Wallis’ current weekly training schedule consists of four or five days of CrossFit, swimming once a week and biking two or three times a week. Due to knee issues, she has been taking a break from running and allows herself one day of rest per week. “Rest and recovery are so important,” she says. “That is where you gain strength, not in putting in more miles. I do have trouble holding back, though, as I want to stay active. But I have to listen to my coach.”
With her strong endurance background, Wallis admits weights may be an issue as the Open workouts incorporate varied movements; particularly heavy overhead squats, cleans and snatches. “I am worried about some of the weights, but know that they scale them down for the Masters,” she says. “I was able to do most of it last year, so hopefully everything will be a good weight for me this year. I will certainly try my best on all the WODs and am stronger than last year, but we shall see in the coming weeks.”
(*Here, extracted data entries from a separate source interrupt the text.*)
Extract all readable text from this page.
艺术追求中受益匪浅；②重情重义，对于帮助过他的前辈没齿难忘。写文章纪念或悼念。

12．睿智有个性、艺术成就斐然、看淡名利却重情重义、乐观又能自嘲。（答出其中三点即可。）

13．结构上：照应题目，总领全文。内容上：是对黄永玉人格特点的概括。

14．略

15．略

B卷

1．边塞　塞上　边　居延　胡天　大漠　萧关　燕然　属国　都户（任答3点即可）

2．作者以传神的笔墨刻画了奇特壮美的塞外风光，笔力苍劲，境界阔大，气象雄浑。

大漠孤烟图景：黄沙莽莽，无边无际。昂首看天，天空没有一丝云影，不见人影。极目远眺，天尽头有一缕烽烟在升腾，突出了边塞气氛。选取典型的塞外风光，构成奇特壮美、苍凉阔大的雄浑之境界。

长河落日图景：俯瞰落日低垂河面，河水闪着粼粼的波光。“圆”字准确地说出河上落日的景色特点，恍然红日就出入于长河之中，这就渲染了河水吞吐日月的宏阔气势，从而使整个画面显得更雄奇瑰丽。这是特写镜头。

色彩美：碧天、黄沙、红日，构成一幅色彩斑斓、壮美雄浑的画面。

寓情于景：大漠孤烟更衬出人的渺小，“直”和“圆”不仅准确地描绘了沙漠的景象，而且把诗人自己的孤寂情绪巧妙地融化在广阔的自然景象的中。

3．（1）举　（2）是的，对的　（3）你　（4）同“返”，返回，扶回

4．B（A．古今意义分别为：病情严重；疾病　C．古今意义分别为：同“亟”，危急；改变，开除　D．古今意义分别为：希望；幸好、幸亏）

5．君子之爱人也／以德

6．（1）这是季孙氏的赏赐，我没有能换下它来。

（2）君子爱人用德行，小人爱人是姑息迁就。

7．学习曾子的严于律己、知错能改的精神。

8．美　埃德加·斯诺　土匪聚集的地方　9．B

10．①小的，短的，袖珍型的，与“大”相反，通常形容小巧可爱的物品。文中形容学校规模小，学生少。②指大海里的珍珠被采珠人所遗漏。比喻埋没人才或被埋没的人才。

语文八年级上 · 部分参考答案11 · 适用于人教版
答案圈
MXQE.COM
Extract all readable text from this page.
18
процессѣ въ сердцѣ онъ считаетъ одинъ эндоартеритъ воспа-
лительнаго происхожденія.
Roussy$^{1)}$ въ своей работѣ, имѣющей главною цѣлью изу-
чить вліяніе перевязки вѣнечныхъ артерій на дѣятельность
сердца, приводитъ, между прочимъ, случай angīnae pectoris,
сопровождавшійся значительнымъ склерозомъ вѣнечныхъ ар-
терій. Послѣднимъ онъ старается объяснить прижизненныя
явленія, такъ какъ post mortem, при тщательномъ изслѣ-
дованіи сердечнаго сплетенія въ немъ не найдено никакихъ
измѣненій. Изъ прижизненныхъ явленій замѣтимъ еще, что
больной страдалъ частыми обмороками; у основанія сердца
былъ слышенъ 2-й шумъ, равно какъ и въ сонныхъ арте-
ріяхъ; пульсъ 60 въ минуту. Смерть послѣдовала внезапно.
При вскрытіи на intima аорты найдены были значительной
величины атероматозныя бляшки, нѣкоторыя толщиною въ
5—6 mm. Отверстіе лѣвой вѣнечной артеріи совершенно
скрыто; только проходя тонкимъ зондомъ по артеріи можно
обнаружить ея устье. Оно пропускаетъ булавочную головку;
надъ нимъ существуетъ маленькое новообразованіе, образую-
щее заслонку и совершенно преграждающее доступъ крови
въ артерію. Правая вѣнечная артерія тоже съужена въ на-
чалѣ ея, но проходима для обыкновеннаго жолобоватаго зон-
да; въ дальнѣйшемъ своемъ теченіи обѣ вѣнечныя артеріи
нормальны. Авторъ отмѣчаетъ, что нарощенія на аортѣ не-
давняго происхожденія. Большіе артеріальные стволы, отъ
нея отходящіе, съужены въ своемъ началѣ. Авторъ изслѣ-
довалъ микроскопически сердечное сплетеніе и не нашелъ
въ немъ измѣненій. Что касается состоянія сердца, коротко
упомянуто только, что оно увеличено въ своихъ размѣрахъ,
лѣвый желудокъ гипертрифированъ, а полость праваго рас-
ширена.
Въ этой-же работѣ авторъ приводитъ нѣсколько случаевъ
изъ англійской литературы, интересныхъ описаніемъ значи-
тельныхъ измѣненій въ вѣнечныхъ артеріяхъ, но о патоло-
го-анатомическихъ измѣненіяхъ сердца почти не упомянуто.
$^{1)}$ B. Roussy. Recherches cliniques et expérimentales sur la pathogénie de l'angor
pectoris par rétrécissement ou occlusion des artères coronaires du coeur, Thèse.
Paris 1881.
Wallis was able to complete 60 reps for Open Workout 12.2 and 241 reps on 12.3. With two workouts to go, she is ranked 22nd in her age division in the world. The top-20 qualify for the Games, so she's on the cusp of reaching the Home Depot Center.
Still, Wallis' focus is on Kona. “I will be approaching each upcoming workout with 110 percent, but will keep it cool during the week because my true goal is the Ironman World Championship in Kona,” she says, noting that by race day this fall, she will be competing in the 60- to 64-year-old age group.
“As a CrossFit Endurance athlete, I hope to be able to show everyone its benefits,” she says. “My motivation to train for Ironmans comes from my desire to be able to stay fit for as long as possible. I know there are other ways to stay fit, but this is extreme, and I like being someone who does things many find amazing.”